RE: [PATCH V3 1/1] nvme: Add quirk for LiteON CL1 devices running FW 220TQ,22001
From: Gloria Tsai
Date: Mon Nov 02 2020 - 21:21:23 EST
Rephrased the problem description here,
When host issue shutdown + D3hot in suspend, NVMe drive might have chance choosing wrong pointer which has already been used by GC then cause over program.
Do GC before shutdown -> delete IO Q -> shutdown from host -> breakup GC -> D3hot -> enter PS4 -> have a chance swap block -> use wrong pointer on device SRAM -> over program
The issue only happens in simple suspend (shutdown+D3hot) with specific FW on Kahoku board.
Regards,
Gloria Tsai
_____________________________________
Sales PM Division
Solid State Storage Technology Corporation
TEL: +886-3-612-3888 ext. 2201
E-Mail: gloria.tsai@xxxxxxxxx
_____________________________________
-----Original Message-----
From: Christoph Hellwig <hch@xxxxxx>
Sent: Tuesday, November 3, 2020 2:13 AM
To: Jongpil Jung <jongpuls@xxxxxxxxx>
Cc: Keith Busch <kbusch@xxxxxxxxxx>; Jens Axboe <axboe@xxxxxx>; Christoph Hellwig <hch@xxxxxx>; Sagi Grimberg <sagi@xxxxxxxxxxx>; linux-nvme@xxxxxxxxxxxxxxxxxxx; linux-kernel@xxxxxxxxxxxxxxx; Gloria Tsai <Gloria.Tsai@xxxxxxxxx>; jongpil19.jung@xxxxxxxxxxx; jongheony.kim@xxxxxxxxxxx; dj54.sohn@xxxxxxxxxxx
Subject: Re: [PATCH V3 1/1] nvme: Add quirk for LiteON CL1 devices running FW 220TQ,22001
This message was sent from outside of the company. Please do not click links or open attachments unless you recognize the source of this email and know the content is safe.
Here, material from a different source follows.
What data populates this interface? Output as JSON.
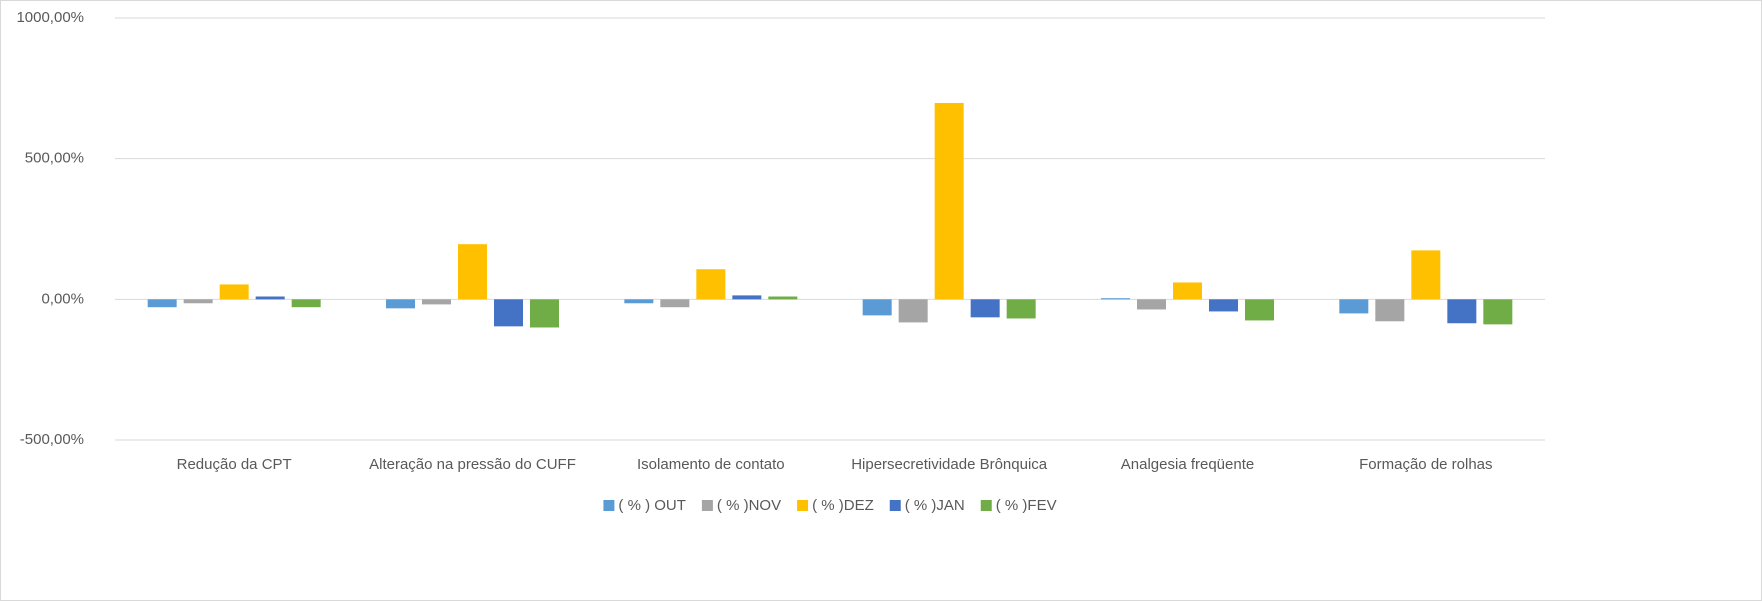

On Thu, Oct 29, 2020 at 03:55:29PM +0100, Christoph Hellwig wrote:
> I'm still worried about this.
>
> If power state based suspend does always work despite a HMB and is
> preferred for the specific Google board we should have purely a DMI
> based quirk for the board independent of the NVMe controller used with
> it.
>
> But if these LiteON devices can't properly handle nvme_dev_disable
> calls we have much deeper problems, because it can be called in all
> kinds of places, including suspending when not on this specific board.
>
> That being said, I still really do not understand this sentence and
> thus the problem at all:
>
> > When NVMe device receive D3hot from host, NVMe firmware will do
> > garbage collection. While NVMe device do Garbage collection,
> > firmware has chance to going incorrect address.
Any progress in describing the problem a little better?